With support from the UK Government’s Darwin Initiative, Manomet Conservation Sciences is helping artisanal salt producers in San Lorenzo Bay, Gulf of Fonseca, adapt to climate change, while reducing poverty, promoting gender equity in a traditionally male-dominated sector, and protecting high-quality shorebird habitat.
This work rests on more than six years of trust-building and fieldwork alongside local producers: walking the farms, exchanging stories, monitoring shorebirds, and recognizing that these salt landscapes do much more than produce salt; they sustain livelihoods, cultures, and migratory birds.

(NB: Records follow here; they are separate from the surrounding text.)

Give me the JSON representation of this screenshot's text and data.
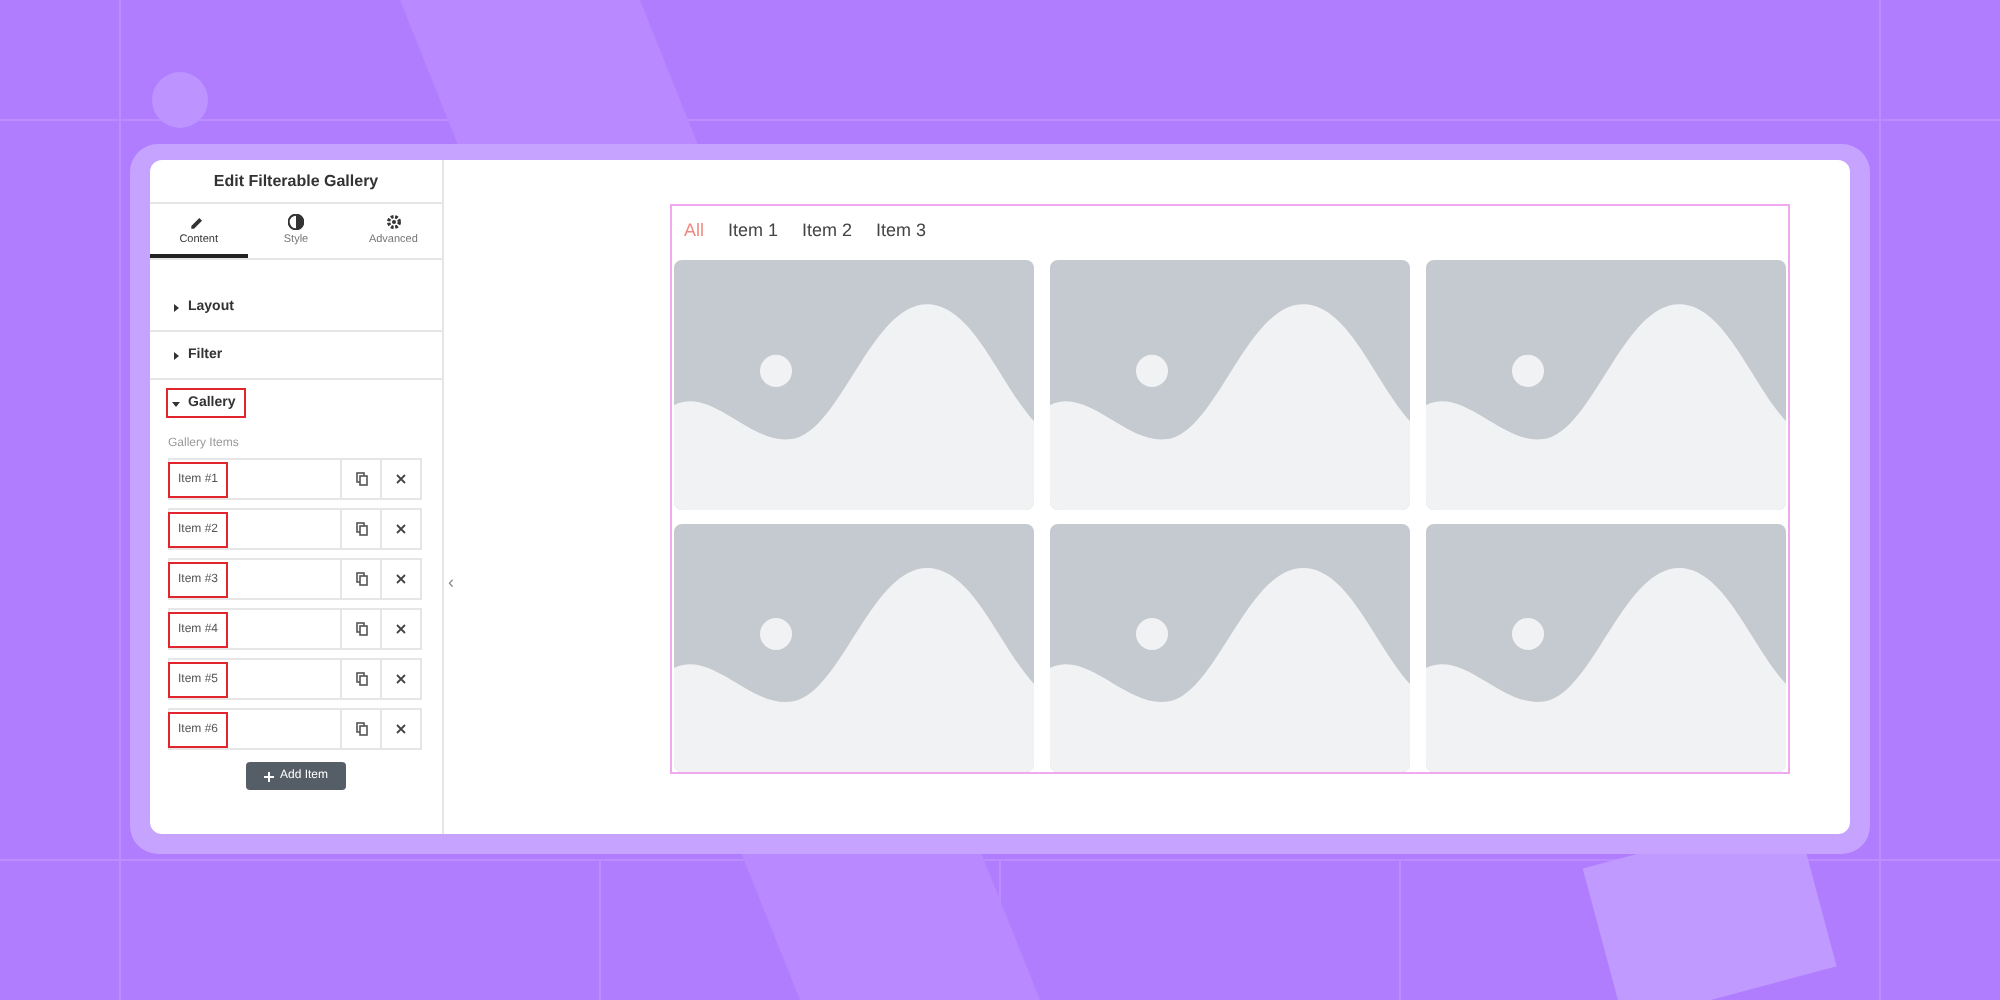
{
  "panel": {
    "title": "Edit Filterable Gallery",
    "tabs": [
      {
        "label": "Content",
        "selected": true
      },
      {
        "label": "Style",
        "selected": false
      },
      {
        "label": "Advanced",
        "selected": false
      }
    ],
    "sections": [
      {
        "label": "Layout",
        "expanded": false,
        "highlighted": false
      },
      {
        "label": "Filter",
        "expanded": false,
        "highlighted": false
      },
      {
        "label": "Gallery",
        "expanded": true,
        "highlighted": true
      }
    ],
    "gallery_items_label": "Gallery Items",
    "gallery_items": [
      {
        "label": "Item #1",
        "highlighted": true
      },
      {
        "label": "Item #2",
        "highlighted": true
      },
      {
        "label": "Item #3",
        "highlighted": true
      },
      {
        "label": "Item #4",
        "highlighted": true
      },
      {
        "label": "Item #5",
        "highlighted": true
      },
      {
        "label": "Item #6",
        "highlighted": true
      }
    ],
    "add_button": "Add Item"
  },
  "collapse_handle": "‹",
  "preview": {
    "filters": [
      {
        "label": "All",
        "selected": true
      },
      {
        "label": "Item 1",
        "selected": false
      },
      {
        "label": "Item 2",
        "selected": false
      },
      {
        "label": "Item 3",
        "selected": false
      }
    ]
  }
}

Our approach improves production resiliency to climate change by creating new salt ponds in areas initially reserved for that purpose, but that had not been developed due to economic struggles. The salt farm redesign enables producers to harvest more and higher-quality salt without clearing mangroves and mudflats, which are critical for shorebirds. We are also supporting the adaptation of salt farms to the impacts of climate change by protecting farms from storms and tidal surges. As production and quality of salt increase, more employment opportunities open, thus contributing to the reduction of local poverty by employing local labor. With the increase in salt, quality producers will receive training in marketing and branding salt and its associated products.
This initiative promotes gender equality in the salt-producing sector by empowering women producers to have an equal voice in decision-making and by highlighting their crucial contributions to production and conservation.
Six months into the farm redesigns, progress is visible:
- Ten pilot salt farms have been largely redesigned to increase efficiency while creating dedicated spaces where shorebirds can rest and feed during migration.
- Continued shorebird monitoring shows these changes are expanding and improving available habitat, science directly informing livelihood decisions.
- Producers report on increased local employment, greater preparedness for extreme weather, new complementary income ideas, and renewed confidence that this is an investment in their future.
- Women are becoming avid shorebird observers and guardians.
- Mangrove restoration and mudflat cleanups adjacent to salt farms are about to begin, signaling a shift from resource use to active recovery and protection.

The farms are changing. So is the confidence of the people who work in them. The salt producers who have worked these flats for decades through years of hardship and climate shocks are now at the center of a different kind of story.
This pilot, funded by the UK Government through the Darwin Initiative, is transforming productive landscapes in southern Honduras and is beginning to expand to other geographies where artisanal salt production and shorebird conservation intersect.